How baptism is related to your call
July 30, 2018 / By The Rev. Bill Gottschalk-Fielding, Director of Connectional Ministries and Assistant to the Bishop
Editor's Note: This article originally appeared in the Summer 2018 issue of the Advocate, which focused on individuals and churches throughout the UNY Conference that are boldly living their call.
Do you confess Jesus Christ as your Savior, put your whole trust in his grace, and promise to serve him as your Lord, in union with the Church which Christ has opened to people of all ages, nations, and races?
A few years ago, I took violin lessons with my daughter Tasha. It was a blessing to share this experience with her. It was also terrifying! A 40-something just doesn’t learn as quickly as a 14-year old.
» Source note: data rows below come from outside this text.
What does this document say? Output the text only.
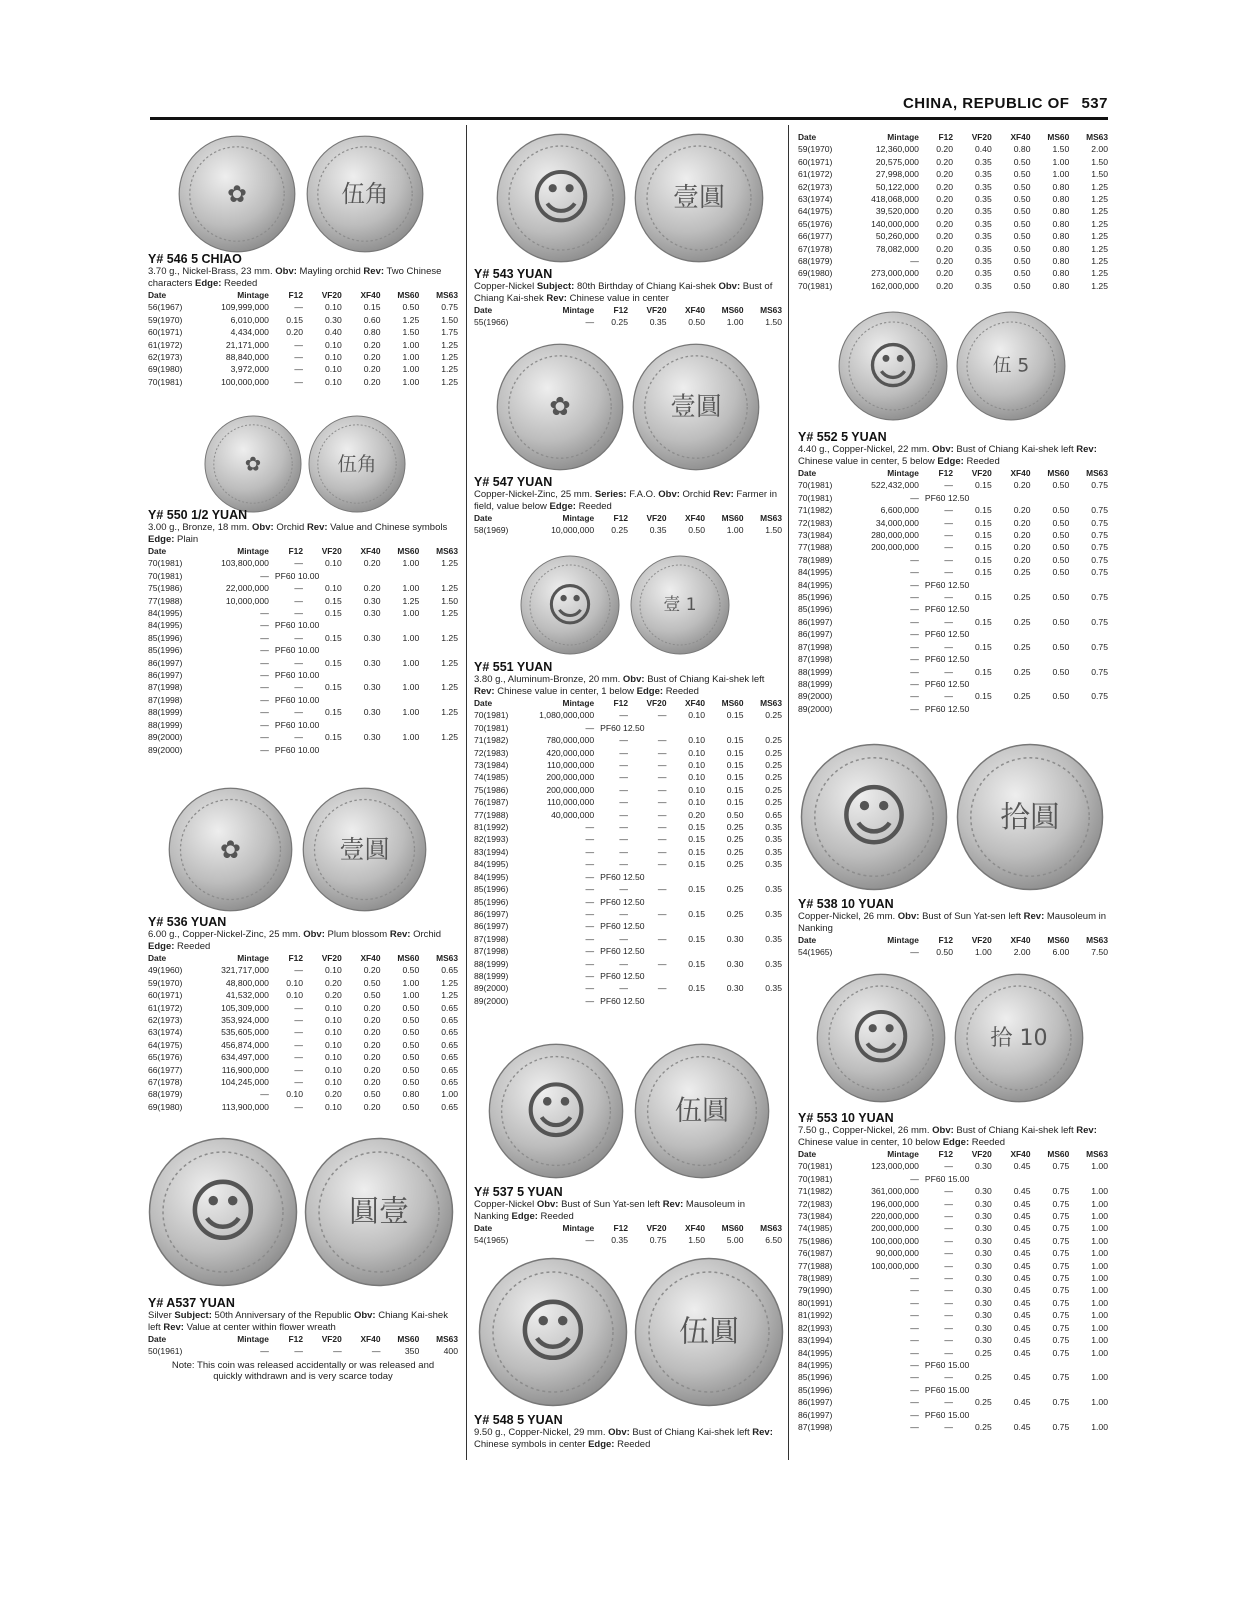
CHINA, REPUBLIC OF 537
✿	伍角
Y# 546 5 CHIAO
3.70 g., Nickel-Brass, 23 mm. Obv: Mayling orchid Rev: Two Chinese characters Edge: Reeded
Date	Mintage	F12	VF20	XF40	MS60	MS63
56(1967)	109,999,000	—	0.10	0.15	0.50	0.75
59(1970)	6,010,000	0.15	0.30	0.60	1.25	1.50
60(1971)	4,434,000	0.20	0.40	0.80	1.50	1.75
61(1972)	21,171,000	—	0.10	0.20	1.00	1.25
62(1973)	88,840,000	—	0.10	0.20	1.00	1.25
69(1980)	3,972,000	—	0.10	0.20	1.00	1.25
70(1981)	100,000,000	—	0.10	0.20	1.00	1.25
✿	伍角
Y# 550 1/2 YUAN
3.00 g., Bronze, 18 mm. Obv: Orchid Rev: Value and Chinese symbols Edge: Plain
Date	Mintage	F12	VF20	XF40	MS60	MS63
70(1981)	103,800,000	—	0.10	0.20	1.00	1.25
70(1981)	—	PF60 10.00				
75(1986)	22,000,000	—	0.10	0.20	1.00	1.25
77(1988)	10,000,000	—	0.15	0.30	1.25	1.50
84(1995)	—	—	0.15	0.30	1.00	1.25
84(1995)	—	PF60 10.00				
85(1996)	—	—	0.15	0.30	1.00	1.25
85(1996)	—	PF60 10.00				
86(1997)	—	—	0.15	0.30	1.00	1.25
86(1997)	—	PF60 10.00				
87(1998)	—	—	0.15	0.30	1.00	1.25
87(1998)	—	PF60 10.00				
88(1999)	—	—	0.15	0.30	1.00	1.25
88(1999)	—	PF60 10.00				
89(2000)	—	—	0.15	0.30	1.00	1.25
89(2000)	—	PF60 10.00				
✿	壹圓
Y# 536 YUAN
6.00 g., Copper-Nickel-Zinc, 25 mm. Obv: Plum blossom Rev: Orchid Edge: Reeded
Date	Mintage	F12	VF20	XF40	MS60	MS63
49(1960)	321,717,000	—	0.10	0.20	0.50	0.65
59(1970)	48,800,000	0.10	0.20	0.50	1.00	1.25
60(1971)	41,532,000	0.10	0.20	0.50	1.00	1.25
61(1972)	105,309,000	—	0.10	0.20	0.50	0.65
62(1973)	353,924,000	—	0.10	0.20	0.50	0.65
63(1974)	535,605,000	—	0.10	0.20	0.50	0.65
64(1975)	456,874,000	—	0.10	0.20	0.50	0.65
65(1976)	634,497,000	—	0.10	0.20	0.50	0.65
66(1977)	116,900,000	—	0.10	0.20	0.50	0.65
67(1978)	104,245,000	—	0.10	0.20	0.50	0.65
68(1979)	—	0.10	0.20	0.50	0.80	1.00
69(1980)	113,900,000	—	0.10	0.20	0.50	0.65
☺	圓壹
Y# A537 YUAN
Silver Subject: 50th Anniversary of the Republic Obv: Chiang Kai-shek left Rev: Value at center within flower wreath
Date	Mintage	F12	VF20	XF40	MS60	MS63
50(1961)	—	—	—	—	350	400
Note: This coin was released accidentally or was released and quickly withdrawn and is very scarce today
☺	壹圓
Y# 543 YUAN
Copper-Nickel Subject: 80th Birthday of Chiang Kai-shek Obv: Bust of Chiang Kai-shek Rev: Chinese value in center
Date	Mintage	F12	VF20	XF40	MS60	MS63
55(1966)	—	0.25	0.35	0.50	1.00	1.50
✿	壹圓
Y# 547 YUAN
Copper-Nickel-Zinc, 25 mm. Series: F.A.O. Obv: Orchid Rev: Farmer in field, value below Edge: Reeded
Date	Mintage	F12	VF20	XF40	MS60	MS63
58(1969)	10,000,000	0.25	0.35	0.50	1.00	1.50
☺	壹 1
Y# 551 YUAN
3.80 g., Aluminum-Bronze, 20 mm. Obv: Bust of Chiang Kai-shek left Rev: Chinese value in center, 1 below Edge: Reeded
Date	Mintage	F12	VF20	XF40	MS60	MS63
70(1981)	1,080,000,000	—	—	0.10	0.15	0.25
70(1981)	—	PF60 12.50				
71(1982)	780,000,000	—	—	0.10	0.15	0.25
72(1983)	420,000,000	—	—	0.10	0.15	0.25
73(1984)	110,000,000	—	—	0.10	0.15	0.25
74(1985)	200,000,000	—	—	0.10	0.15	0.25
75(1986)	200,000,000	—	—	0.10	0.15	0.25
76(1987)	110,000,000	—	—	0.10	0.15	0.25
77(1988)	40,000,000	—	—	0.20	0.50	0.65
81(1992)	—	—	—	0.15	0.25	0.35
82(1993)	—	—	—	0.15	0.25	0.35
83(1994)	—	—	—	0.15	0.25	0.35
84(1995)	—	—	—	0.15	0.25	0.35
84(1995)	—	PF60 12.50				
85(1996)	—	—	—	0.15	0.25	0.35
85(1996)	—	PF60 12.50				
86(1997)	—	—	—	0.15	0.25	0.35
86(1997)	—	PF60 12.50				
87(1998)	—	—	—	0.15	0.30	0.35
87(1998)	—	PF60 12.50				
88(1999)	—	—	—	0.15	0.30	0.35
88(1999)	—	PF60 12.50				
89(2000)	—	—	—	0.15	0.30	0.35
89(2000)	—	PF60 12.50				
☺	伍圓
Y# 537 5 YUAN
Copper-Nickel Obv: Bust of Sun Yat-sen left Rev: Mausoleum in Nanking Edge: Reeded
Date	Mintage	F12	VF20	XF40	MS60	MS63
54(1965)	—	0.35	0.75	1.50	5.00	6.50
☺	伍圓
Y# 548 5 YUAN
9.50 g., Copper-Nickel, 29 mm. Obv: Bust of Chiang Kai-shek left Rev: Chinese symbols in center Edge: Reeded
Date	Mintage	F12	VF20	XF40	MS60	MS63
59(1970)	12,360,000	0.20	0.40	0.80	1.50	2.00
60(1971)	20,575,000	0.20	0.35	0.50	1.00	1.50
61(1972)	27,998,000	0.20	0.35	0.50	1.00	1.50
62(1973)	50,122,000	0.20	0.35	0.50	0.80	1.25
63(1974)	418,068,000	0.20	0.35	0.50	0.80	1.25
64(1975)	39,520,000	0.20	0.35	0.50	0.80	1.25
65(1976)	140,000,000	0.20	0.35	0.50	0.80	1.25
66(1977)	50,260,000	0.20	0.35	0.50	0.80	1.25
67(1978)	78,082,000	0.20	0.35	0.50	0.80	1.25
68(1979)	—	0.20	0.35	0.50	0.80	1.25
69(1980)	273,000,000	0.20	0.35	0.50	0.80	1.25
70(1981)	162,000,000	0.20	0.35	0.50	0.80	1.25
☺	伍 5
Y# 552 5 YUAN
4.40 g., Copper-Nickel, 22 mm. Obv: Bust of Chiang Kai-shek left Rev: Chinese value in center, 5 below Edge: Reeded
Date	Mintage	F12	VF20	XF40	MS60	MS63
70(1981)	522,432,000	—	0.15	0.20	0.50	0.75
70(1981)	—	PF60 12.50				
71(1982)	6,600,000	—	0.15	0.20	0.50	0.75
72(1983)	34,000,000	—	0.15	0.20	0.50	0.75
73(1984)	280,000,000	—	0.15	0.20	0.50	0.75
77(1988)	200,000,000	—	0.15	0.20	0.50	0.75
78(1989)	—	—	0.15	0.20	0.50	0.75
84(1995)	—	—	0.15	0.25	0.50	0.75
84(1995)	—	PF60 12.50				
85(1996)	—	—	0.15	0.25	0.50	0.75
85(1996)	—	PF60 12.50				
86(1997)	—	—	0.15	0.25	0.50	0.75
86(1997)	—	PF60 12.50				
87(1998)	—	—	0.15	0.25	0.50	0.75
87(1998)	—	PF60 12.50				
88(1999)	—	—	0.15	0.25	0.50	0.75
88(1999)	—	PF60 12.50				
89(2000)	—	—	0.15	0.25	0.50	0.75
89(2000)	—	PF60 12.50				
☺	拾圓
Y# 538 10 YUAN
Copper-Nickel, 26 mm. Obv: Bust of Sun Yat-sen left Rev: Mausoleum in Nanking
Date	Mintage	F12	VF20	XF40	MS60	MS63
54(1965)	—	0.50	1.00	2.00	6.00	7.50
☺	拾 10
Y# 553 10 YUAN
7.50 g., Copper-Nickel, 26 mm. Obv: Bust of Chiang Kai-shek left Rev: Chinese value in center, 10 below Edge: Reeded
Date	Mintage	F12	VF20	XF40	MS60	MS63
70(1981)	123,000,000	—	0.30	0.45	0.75	1.00
70(1981)	—	PF60 15.00				
71(1982)	361,000,000	—	0.30	0.45	0.75	1.00
72(1983)	196,000,000	—	0.30	0.45	0.75	1.00
73(1984)	220,000,000	—	0.30	0.45	0.75	1.00
74(1985)	200,000,000	—	0.30	0.45	0.75	1.00
75(1986)	100,000,000	—	0.30	0.45	0.75	1.00
76(1987)	90,000,000	—	0.30	0.45	0.75	1.00
77(1988)	100,000,000	—	0.30	0.45	0.75	1.00
78(1989)	—	—	0.30	0.45	0.75	1.00
79(1990)	—	—	0.30	0.45	0.75	1.00
80(1991)	—	—	0.30	0.45	0.75	1.00
81(1992)	—	—	0.30	0.45	0.75	1.00
82(1993)	—	—	0.30	0.45	0.75	1.00
83(1994)	—	—	0.30	0.45	0.75	1.00
84(1995)	—	—	0.25	0.45	0.75	1.00
84(1995)	—	PF60 15.00				
85(1996)	—	—	0.25	0.45	0.75	1.00
85(1996)	—	PF60 15.00				
86(1997)	—	—	0.25	0.45	0.75	1.00
86(1997)	—	PF60 15.00				
87(1998)	—	—	0.25	0.45	0.75	1.00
As part of our training, Tasha and I, along with the other beginning violinists, had to perform on stage at Ithaca College’s Ford Hall. I knew that some of the finest violinists in the world had played on that stage. And there I was, standing under the stage lights clutching my rented violin, praying I’d not forget how to finger the notes for “Twinkle, Twinkle, Little Star.” I really wanted to be sitting in the audience. But if I wanted to learn violin, I had to be bold and play my part.
I think the same attitude is required of those of us who are baptized. Every baptized Christian – no matter what their age or talent level – is expected to perform, to “renounce the spiritual forces of wickedness” and “resist evil, injustice and oppression in whatever forms they present themselves” as it says in our service of baptism. Nobody gets to sit in the audience.
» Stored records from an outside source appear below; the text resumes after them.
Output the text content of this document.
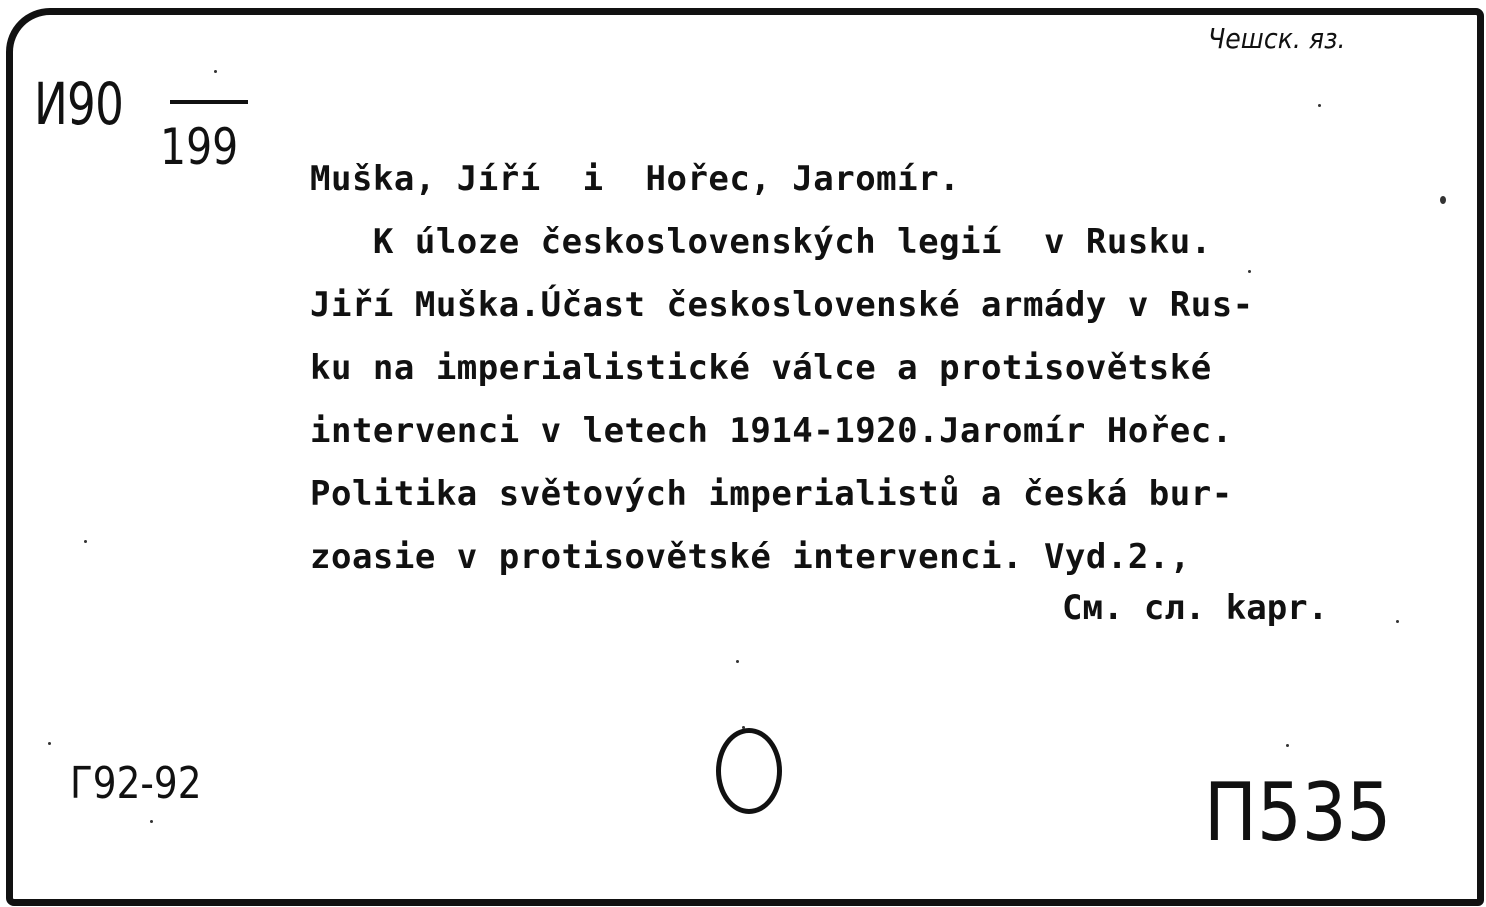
И90
199
Чешск. яз.
Muška, Jíří  i  Hořec, Jaromír.
K úloze československých legií  v Rusku.
Jiří Muška.Účast československé armády v Rus-
ku na imperialistické válce a protisovětské
intervenci v letech 1914-1920.Jaromír Hořec.
Politika světových imperialistů a česká bur-
zoasie v protisovětské intervenci. Vyd.2.,
См. сл. kapr.
Г92-92	П535
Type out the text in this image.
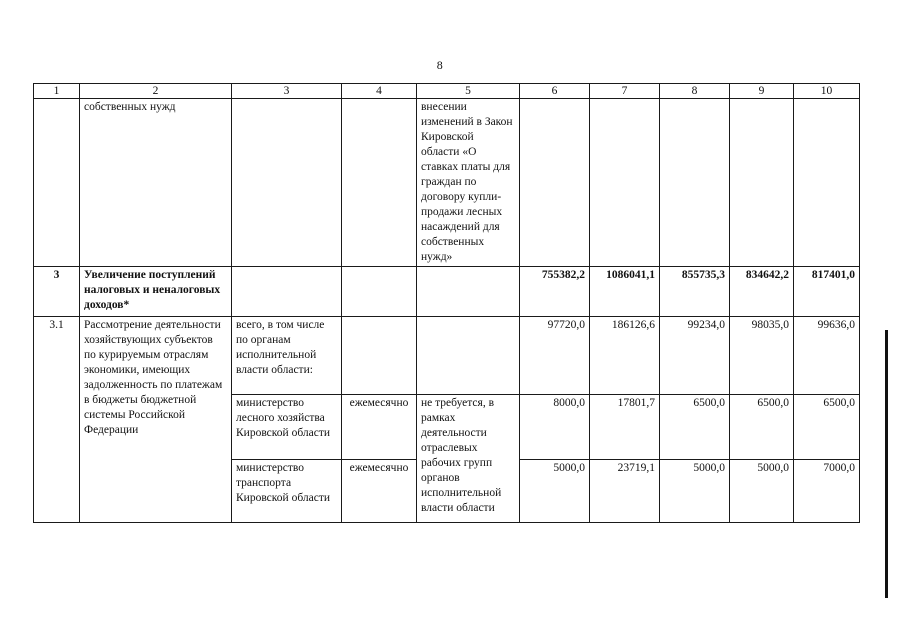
8
1	2	3	4	5	6	7	8	9	10
	собственных нужд			внесении изменений в Закон Кировской области «О ставках платы для граждан по договору купли-продажи лесных насаждений для собственных нужд»					
3	Увеличение поступлений налоговых и неналоговых доходов*				755382,2	1086041,1	855735,3	834642,2	817401,0
3.1	Рассмотрение деятельности хозяйствующих субъектов по курируемым отраслям экономики, имеющих задолженность по платежам в бюджеты бюджетной системы Российской Федерации	всего, в том числе по органам исполнительной власти области:			97720,0	186126,6	99234,0	98035,0	99636,0
		министерство лесного хозяйства Кировской области	ежемесячно	не требуется, в рамках деятельности отраслевых рабочих групп органов исполнительной власти области	8000,0	17801,7	6500,0	6500,0	6500,0
		министерство транспорта Кировской области	ежемесячно		5000,0	23719,1	5000,0	5000,0	7000,0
I remember one of my seminary professors reminding a classroom of us would-be clergy that baptism, not ordination, made us Christ’s ministers. Ordination would refine our calling, but baptism alone defined it. The partnership of laity and clergy in ministry is one of the essential marks of being a United Methodist. We are in this together.
Baptism invites and equips us to be bold in living out our calling. It links us to Christ, to one another and to a mission of love and service to our church, neighborhood and world. So be bold. Play your part. Only you can.